"Once men turned their thinking over to machines in the hope that this would set them free. But that only permitted other men with machines to enslave them."
--Frank Herbert, Dune, 1965
How serendipitous, I thought, as I started re-reading Dune the other day. I've been documenting the saga of checking out the e-book Dune from my local library. And by the way, wow, it's a really good book. I was right that I didn't appreciate Herbert's writing sufficiently when I was a kid. Dude could write.
So I've got this DRM'd e-book on my Kindle and I'm reading it and everything is fine. I'd been contemplating whether or not to strip the DRM out of it using Caliber, which is a terrific tool that does all kinds of cool things, including that (with a third party plugin). The main reason I was considering it was that I am simply too lazy to re-check out the book if I haven't finished in in two weeks. That would involve re-downloading a new file, losing my bookmarks, along with just being an asinine exercise. I don't even really want to keep it around for ever--I can always download it again if I want to, but how often do you want to re-read a book like Dune? It's been at least twenty-five years since I read it the first time, after all.
As I was contemplating that, it occurred to me that perhaps I could make a chart of my evilness. Since I'm stripping out the DRM, I'm violating the un-American Digital Millenium Copyright Act, which makes it a crime to remove a lock even when you have the key for it. That's how DRM works, you know--they have to give you the key to the lock so you can see/play the media.
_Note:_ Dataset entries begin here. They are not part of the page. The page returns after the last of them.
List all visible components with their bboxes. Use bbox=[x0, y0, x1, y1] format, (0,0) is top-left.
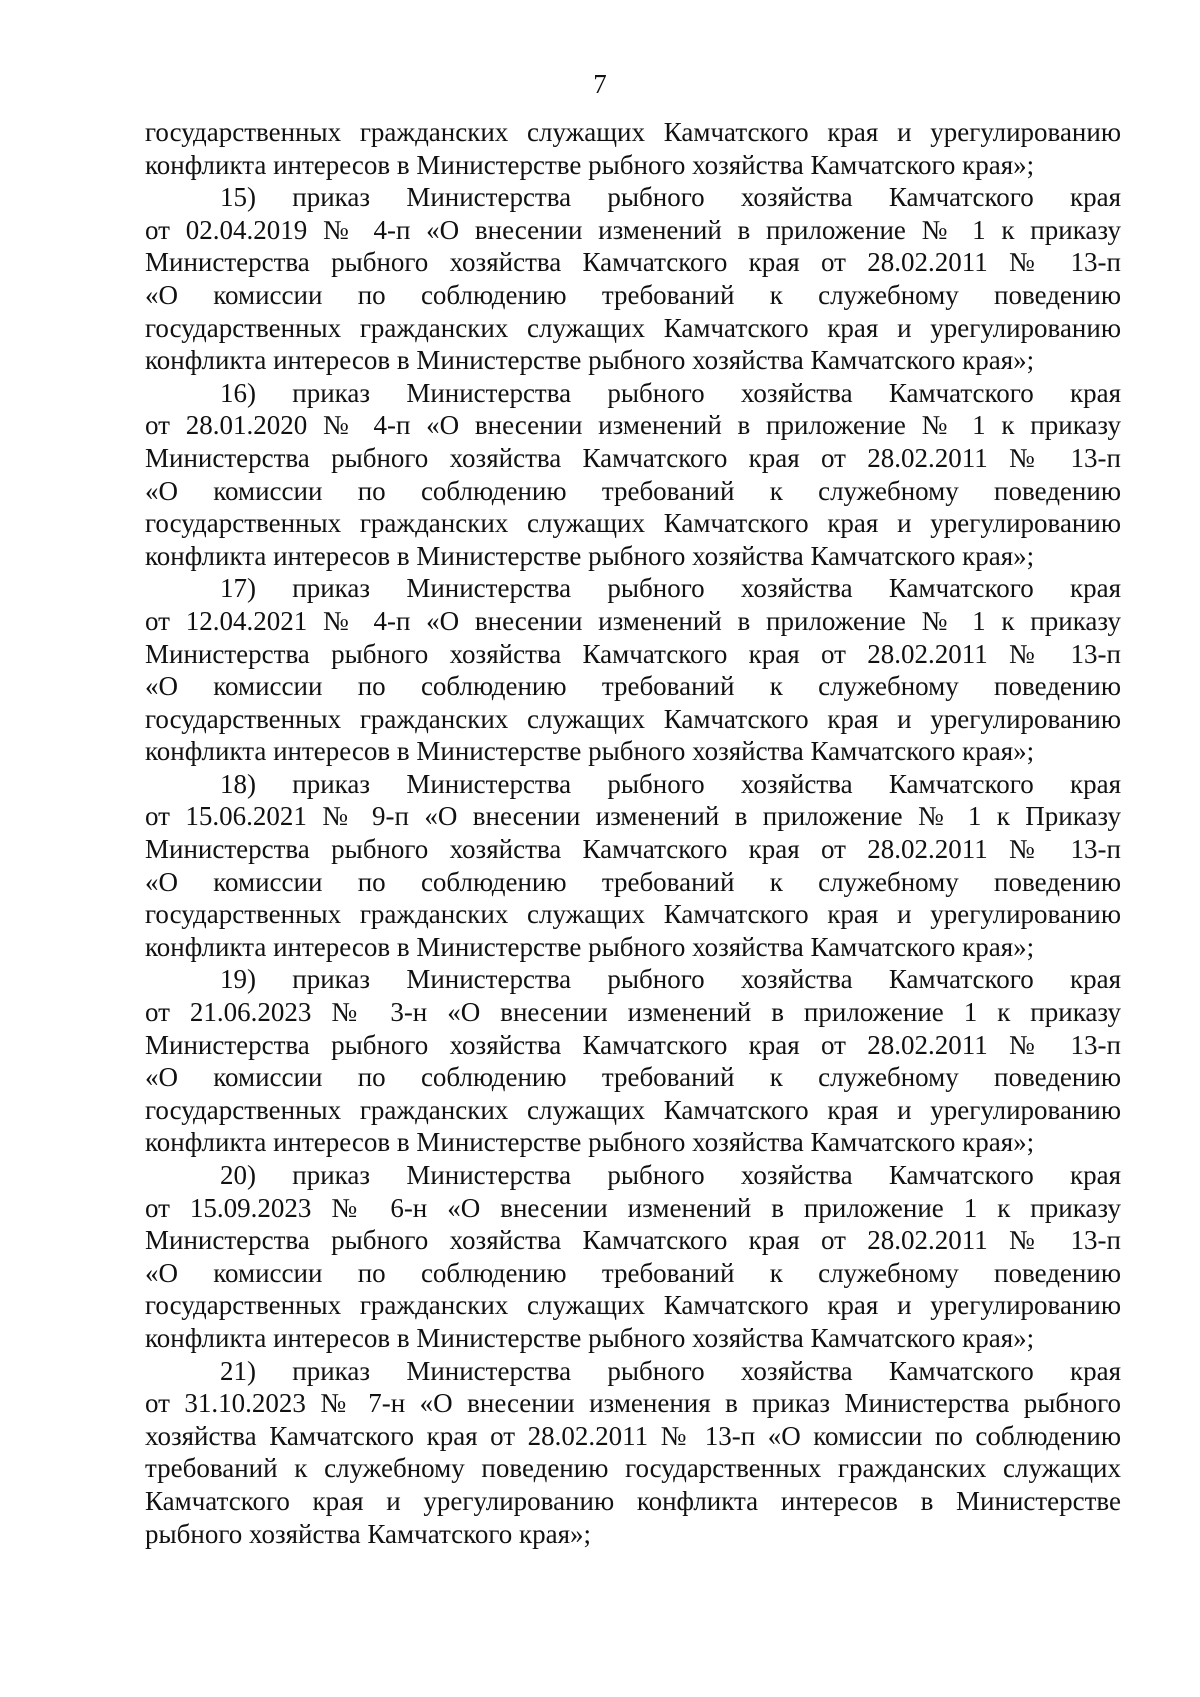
text-line: Министерства рыбного хозяйства Камчатского края от 28.02.2011 № 13-п bbox=[145, 247, 1121, 278]
text-line: «О комиссии по соблюдению требований к служебному поведению bbox=[145, 671, 1121, 702]
text-line: конфликта интересов в Министерстве рыбного хозяйства Камчатского края»; bbox=[145, 345, 1035, 376]
paragraph-start-line: 18) приказ Министерства рыбного хозяйства Камчатского края bbox=[220, 768, 1121, 799]
text-line: от 31.10.2023 № 7-н «О внесении изменения в приказ Министерства рыбного bbox=[145, 1388, 1121, 1419]
text-line: Министерства рыбного хозяйства Камчатского края от 28.02.2011 № 13-п bbox=[145, 1225, 1121, 1256]
text-line: конфликта интересов в Министерстве рыбного хозяйства Камчатского края»; bbox=[145, 1127, 1035, 1158]
text-line: от 02.04.2019 № 4-п «О внесении изменений в приложение № 1 к приказу bbox=[145, 214, 1121, 245]
text-line: Камчатского края и урегулированию конфликта интересов в Министерстве bbox=[145, 1485, 1121, 1516]
text-line: конфликта интересов в Министерстве рыбного хозяйства Камчатского края»; bbox=[145, 736, 1035, 767]
paragraph-start-line: 21) приказ Министерства рыбного хозяйства Камчатского края bbox=[220, 1355, 1121, 1386]
text-line: государственных гражданских служащих Камчатского края и урегулированию bbox=[145, 508, 1121, 539]
text-line: конфликта интересов в Министерстве рыбного хозяйства Камчатского края»; bbox=[145, 540, 1035, 571]
text-line: государственных гражданских служащих Камчатского края и урегулированию bbox=[145, 1094, 1121, 1125]
text-line: Министерства рыбного хозяйства Камчатского края от 28.02.2011 № 13-п bbox=[145, 442, 1121, 473]
text-line: государственных гражданских служащих Камчатского края и урегулированию bbox=[145, 1290, 1121, 1321]
text-line: «О комиссии по соблюдению требований к служебному поведению bbox=[145, 1257, 1121, 1288]
text-line: Министерства рыбного хозяйства Камчатского края от 28.02.2011 № 13-п bbox=[145, 834, 1121, 865]
paragraph-start-line: 15) приказ Министерства рыбного хозяйства Камчатского края bbox=[220, 182, 1121, 213]
text-line: от 15.09.2023 № 6-н «О внесении изменений в приложение 1 к приказу bbox=[145, 1192, 1121, 1223]
paragraph-start-line: 17) приказ Министерства рыбного хозяйства Камчатского края bbox=[220, 573, 1121, 604]
text-line: «О комиссии по соблюдению требований к служебному поведению bbox=[145, 475, 1121, 506]
text-line: от 28.01.2020 № 4-п «О внесении изменений в приложение № 1 к приказу bbox=[145, 410, 1121, 441]
text-line: государственных гражданских служащих Камчатского края и урегулированию bbox=[145, 703, 1121, 734]
page-number: 7 bbox=[593, 69, 607, 99]
paragraph-start-line: 16) приказ Министерства рыбного хозяйства Камчатского края bbox=[220, 377, 1121, 408]
document-body bbox=[145, 116, 1121, 1550]
text-line: от 12.04.2021 № 4-п «О внесении изменений в приложение № 1 к приказу bbox=[145, 605, 1121, 636]
text-line: конфликта интересов в Министерстве рыбного хозяйства Камчатского края»; bbox=[145, 931, 1035, 962]
text-line: от 21.06.2023 № 3-н «О внесении изменений в приложение 1 к приказу bbox=[145, 997, 1121, 1028]
text-line: хозяйства Камчатского края от 28.02.2011 № 13-п «О комиссии по соблюдению bbox=[145, 1420, 1121, 1451]
text-line: от 15.06.2021 № 9-п «О внесении изменений в приложение № 1 к Приказу bbox=[145, 801, 1121, 832]
text-line: «О комиссии по соблюдению требований к служебному поведению bbox=[145, 866, 1121, 897]
text-line: «О комиссии по соблюдению требований к служебному поведению bbox=[145, 279, 1121, 310]
text-line: «О комиссии по соблюдению требований к служебному поведению bbox=[145, 1062, 1121, 1093]
text-line: государственных гражданских служащих Камчатского края и урегулированию bbox=[145, 899, 1121, 930]
text-line: Министерства рыбного хозяйства Камчатского края от 28.02.2011 № 13-п bbox=[145, 638, 1121, 669]
text-line: конфликта интересов в Министерстве рыбного хозяйства Камчатского края»; bbox=[145, 149, 1035, 180]
text-line: требований к служебному поведению государственных гражданских служащих bbox=[145, 1453, 1121, 1484]
text-line: конфликта интересов в Министерстве рыбного хозяйства Камчатского края»; bbox=[145, 1322, 1035, 1353]
text-line: государственных гражданских служащих Камчатского края и урегулированию bbox=[145, 312, 1121, 343]
text-line: Министерства рыбного хозяйства Камчатского края от 28.02.2011 № 13-п bbox=[145, 1029, 1121, 1060]
paragraph-start-line: 20) приказ Министерства рыбного хозяйства Камчатского края bbox=[220, 1160, 1121, 1190]
paragraph-start-line: 19) приказ Министерства рыбного хозяйства Камчатского края bbox=[220, 964, 1121, 995]
text-line: государственных гражданских служащих Камчатского края и урегулированию bbox=[145, 117, 1121, 147]
text-line: рыбного хозяйства Камчатского края»; bbox=[145, 1518, 592, 1549]
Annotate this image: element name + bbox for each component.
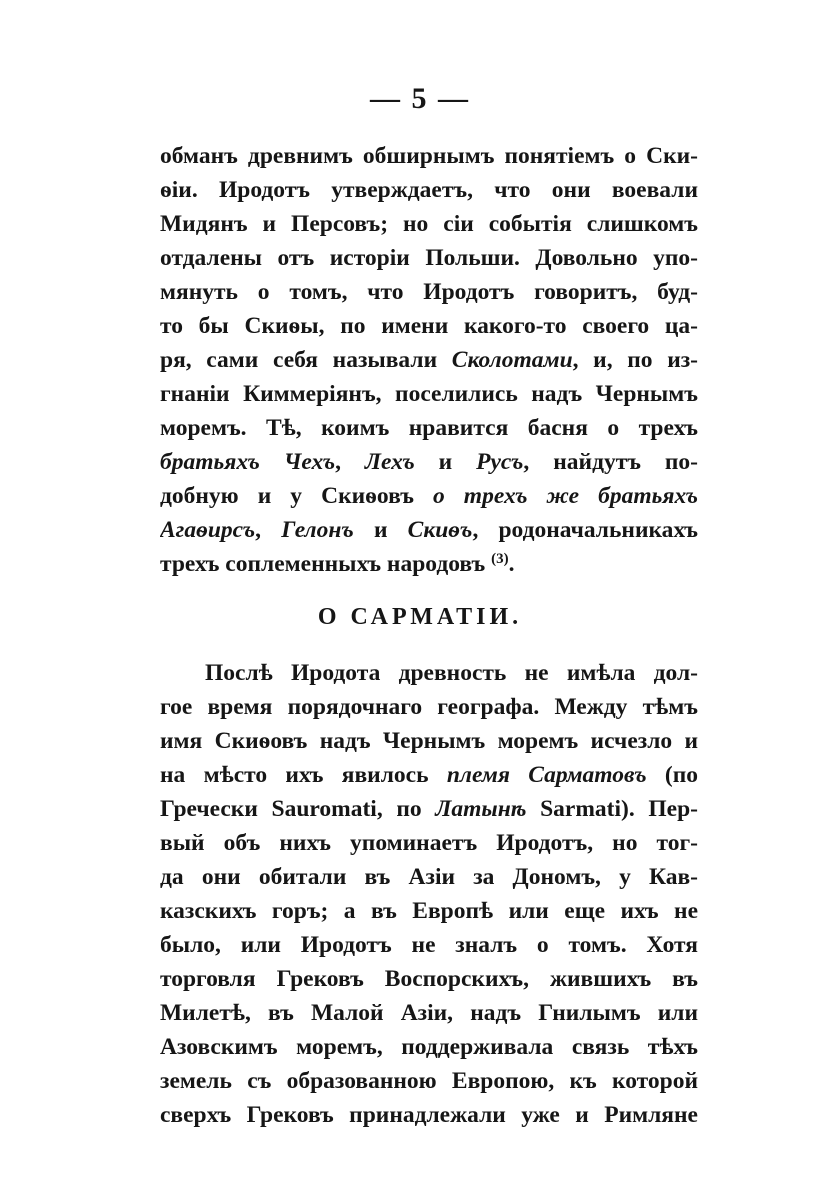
italic-term: Латынѣ: [435, 796, 527, 822]
line-text: Азовскимъ моремъ, поддерживала связь тѣхъ: [160, 1034, 698, 1060]
italic-term: братьяхъ: [160, 449, 260, 475]
line-text: Милетѣ, въ Малой Азiи, надъ Гнилымъ или: [160, 1000, 698, 1026]
line-text: гое время порядочнаго географа. Между тѣмъ: [160, 694, 698, 720]
line-text: , найдутъ по-: [523, 449, 698, 475]
line-text: , родоначальникахъ: [472, 517, 698, 543]
italic-term: Чехъ: [283, 449, 336, 475]
italic-term: Сколотами: [451, 347, 573, 373]
line-text: сверхъ Грековъ принадлежали уже и Римляне: [160, 1102, 698, 1128]
italic-term: племя Сарматовъ: [446, 762, 647, 788]
line-text: торговля Грековъ Воспорскихъ, жившихъ въ: [160, 966, 698, 992]
text-line: [160, 1095, 698, 1135]
line-text: вый объ нихъ упоминаетъ Иродотъ, но тог-: [160, 830, 698, 856]
line-text: отдалены отъ исторiи Польши. Довольно упо-: [160, 245, 698, 271]
line-text: было, или Иродотъ не зналъ о томъ. Хотя: [160, 932, 698, 958]
italic-term: Скиѳъ: [407, 517, 473, 543]
line-text: , и, по из-: [572, 347, 698, 373]
line-text: ,: [335, 449, 341, 475]
line-text: имя Скиѳовъ надъ Чернымъ моремъ исчезло и: [160, 728, 698, 754]
line-text: добную и у Скиѳовъ: [160, 483, 414, 509]
line-text: (по: [664, 762, 698, 788]
italic-term: Агаѳирсъ: [160, 517, 256, 543]
line-text: да они обитали въ Азiи за Дономъ, у Кав-: [160, 864, 698, 890]
line-text: то бы Скиѳы, по имени какого-то своего ца-: [160, 313, 698, 339]
page-number-header: — 5 —: [370, 82, 470, 115]
footnote-reference: (3): [491, 551, 509, 567]
line-text: Мидянъ и Персовъ; но сiи событiя слишкомъ: [160, 211, 698, 237]
text-line: [160, 544, 698, 584]
italic-term: о трехъ же братьяхъ: [432, 483, 698, 509]
section-heading: О САРМАТIИ.: [317, 604, 523, 630]
line-text: Гречески Sauromati, по: [160, 796, 422, 822]
line-text: ря, сами себя называли: [160, 347, 438, 373]
line-text: Sarmati). Пер-: [540, 796, 698, 822]
italic-term: Русъ: [476, 449, 524, 475]
line-text: земель съ образованною Европою, къ которой: [160, 1068, 698, 1094]
line-text: .: [508, 551, 515, 577]
line-text: казскихъ горъ; а въ Европѣ или еще ихъ не: [160, 898, 698, 924]
line-text: ѳiи. Иродотъ утверждаетъ, что они воевали: [160, 177, 698, 203]
line-text: трехъ соплеменныхъ народовъ: [160, 551, 486, 577]
line-text: Послѣ Иродота древность не имѣла дол-: [205, 660, 698, 686]
italic-term: Лехъ: [364, 449, 415, 475]
line-text: моремъ. Тѣ, коимъ нравится басня о трехъ: [160, 415, 698, 441]
line-text: обманъ древнимъ обширнымъ понятiемъ о Ски-: [160, 143, 698, 169]
italic-term: Гелонъ: [281, 517, 354, 543]
line-text: мянуть о томъ, что Иродотъ говоритъ, буд-: [160, 279, 698, 305]
line-text: на мѣсто ихъ явилось: [160, 762, 429, 788]
line-text: гнанiи Киммерiянъ, поселились надъ Чернымъ: [160, 381, 698, 407]
line-text: ,: [255, 517, 262, 543]
line-text: и: [438, 449, 453, 475]
line-text: и: [373, 517, 388, 543]
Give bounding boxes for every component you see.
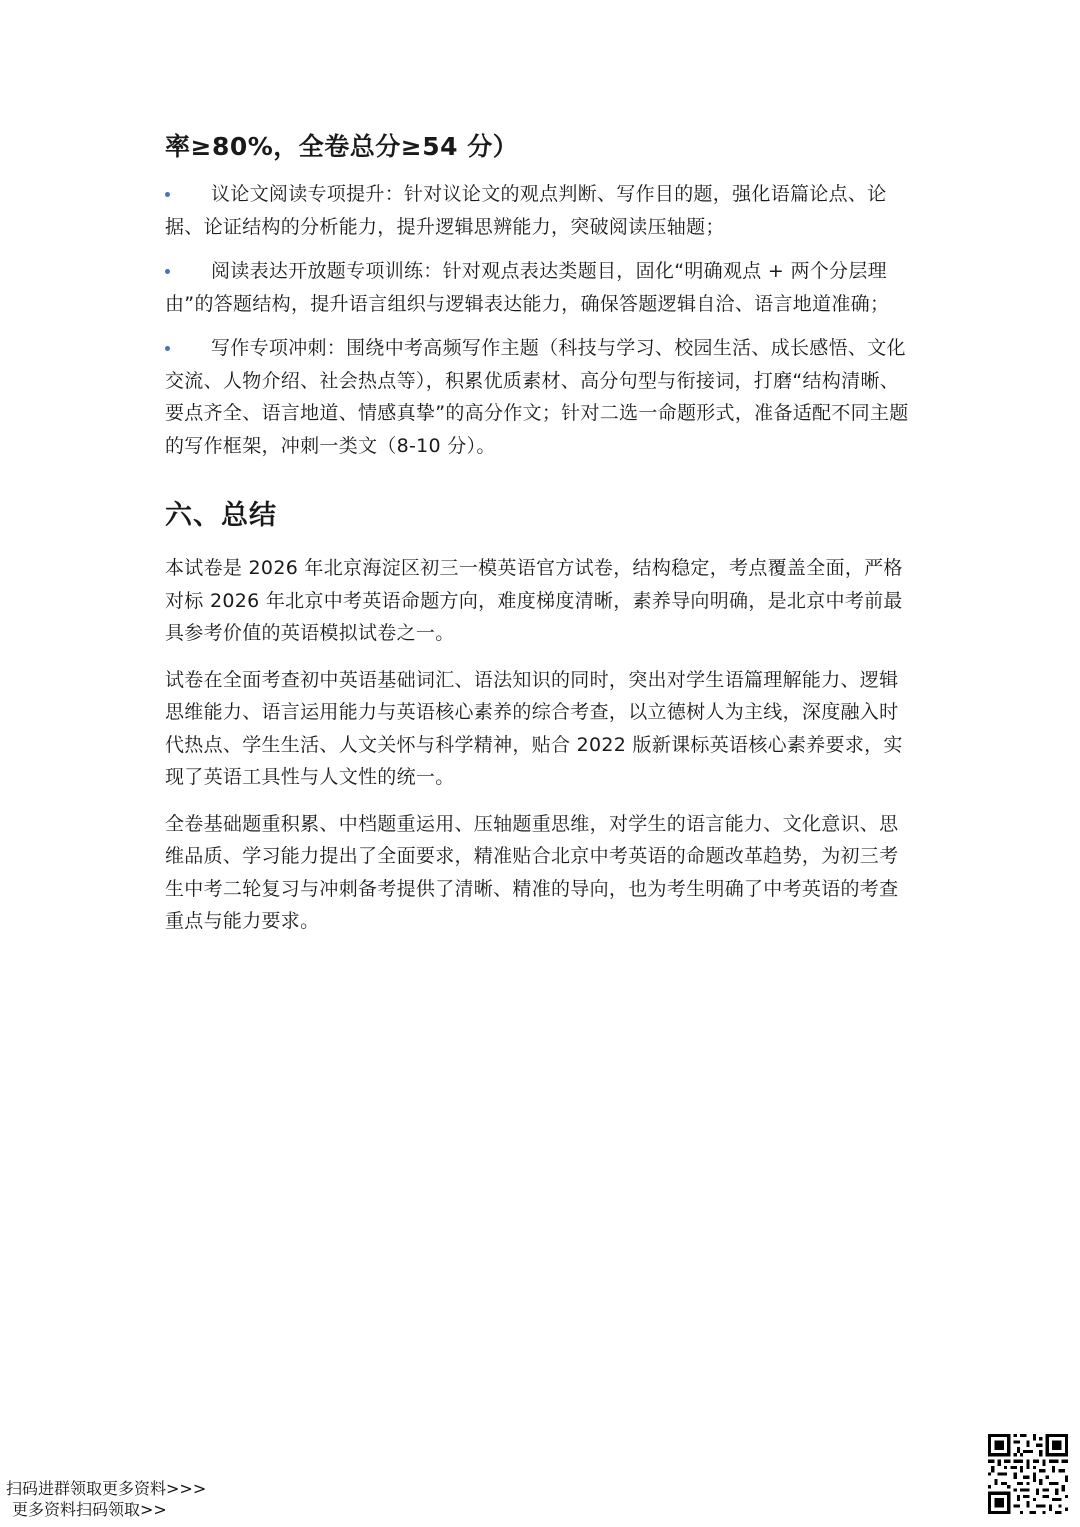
bullet-item — [165, 178, 917, 243]
summary-paragraph: 本试卷是 2026 年北京海淀区初三一模英语官方试卷，结构稳定，考点覆盖全面，严格对标 2026 年北京中考英语命题方向，难度梯度清晰，素养导向明确，是北京中考前最具参考价值的英语模拟试卷之一。 — [165, 557, 903, 644]
qr-code-icon[interactable] — [988, 1434, 1068, 1514]
bullet-dot-icon — [165, 346, 170, 351]
bullet-item — [165, 332, 917, 462]
footer-promo[interactable] — [6, 1478, 206, 1520]
bullet-text: 议论文阅读专项提升：针对议论文的观点判断、写作目的题，强化语篇论点、论据、论证结构的分析能力，提升逻辑思辨能力，突破阅读压轴题； — [165, 183, 887, 238]
continued-heading: 率≥80%，全卷总分≥54 分） — [165, 132, 519, 161]
bullet-text: 写作专项冲刺：围绕中考高频写作主题（科技与学习、校园生活、成长感悟、文化交流、人物介绍、社会热点等），积累优质素材、高分句型与衔接词，打磨“结构清晰、要点齐全、语言地道、情感真挚”的高分作文；针对二选一命题形式，准备适配不同主题的写作框架，冲刺一类文（8-10 分）。 — [165, 337, 909, 457]
summary-paragraph: 试卷在全面考查初中英语基础词汇、语法知识的同时，突出对学生语篇理解能力、逻辑思维能力、语言运用能力与英语核心素养的综合考查，以立德树人为主线，深度融入时代热点、学生生活、人文关怀与科学精神，贴合 2022 版新课标英语核心素养要求，实现了英语工具性与人文性的统一。 — [165, 668, 903, 788]
bullet-text: 阅读表达开放题专项训练：针对观点表达类题目，固化“明确观点 + 两个分层理由”的答题结构，提升语言组织与逻辑表达能力，确保答题逻辑自洽、语言地道准确； — [165, 260, 890, 315]
footer-line-2[interactable]: 更多资料扫码领取>> — [12, 1500, 167, 1519]
footer-line-1[interactable]: 扫码进群领取更多资料>>> — [6, 1479, 207, 1498]
bullet-item — [165, 255, 917, 320]
section-title: 六、总结 — [165, 500, 277, 531]
bullet-dot-icon — [165, 269, 170, 274]
document-body — [165, 128, 917, 952]
summary-paragraph: 全卷基础题重积累、中档题重运用、压轴题重思维，对学生的语言能力、文化意识、思维品质、学习能力提出了全面要求，精准贴合北京中考英语的命题改革趋势，为初三考生中考二轮复习与冲刺备考提供了清晰、精准的导向，也为考生明确了中考英语的考查重点与能力要求。 — [165, 812, 899, 932]
bullet-dot-icon — [165, 192, 170, 197]
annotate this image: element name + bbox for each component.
They are just depending on your being to dumb to understand it. And the DMCA makes it a crime to understand.
So at what point am I an evil pirate? I checked the e-book out of the library on X date, and it's due 14 days after (it will delete itself from the Kindle--and what could be more American than deleting unlicensed books?). Am I evil even if I delete it myself before 14 days is up? Or am I evil for "mis-using" the file?
As I was contemplating this in the back of my mind, I ran across a very practical problem--the glossary. If you've read Dune, you know that Herbert has envisioned a very detailed distant future, complete with its own terminology, and he uses it quite freely. The book is chock full of opaque lines like:
"The planet sheltered people who lived at the desert edge without caid or bashar to command them: will-o'-the-sand people called Fremen, marked down on no census of the Imperial Regate."
So you want to make good use of the glossary in the back of the book. Problem is, it is very awkward and slow to do this on the Kindle--just getting to the glossary takes several seconds, and then "thumbing" through it is limited by the e-ink's slow draw time. Also there's no way to just search through the glossary. (Note to self--see if you can convert the glossary into a Kindle compatible dictionary--that would be awesome). So it's one of those areas where the current Kindle falls down a little compared to paper books. It really destroys the flow of reading.
So I decided I wanted to print the glossary. I don't think I'm evil for wanting to do this. I promise not to print a million copies and sell them on the street corner.
Of course, Amazon provides no way of printing from the Kindle, because that would be copyright infringement and therefore evil. This is true even with the Kindle app for the PC, so you know it's not an oversight.
So I used Caliber to convert it to PDF, and printed the glossary. Yaaay!
This is a small thing, I know. But I hope you can see how this "anti-copying technology" is, straight up, other people trying to control you. You may even agree that they have the right to do this, and agree with their motivation, but I do hope you don't cozen yourself into believing that it's not a method of control.
Is it really so hard to think of a way it could be much, much worse? If we allow corporations to build out proprietary infrastructure that we come to depend on, what else could we be denied?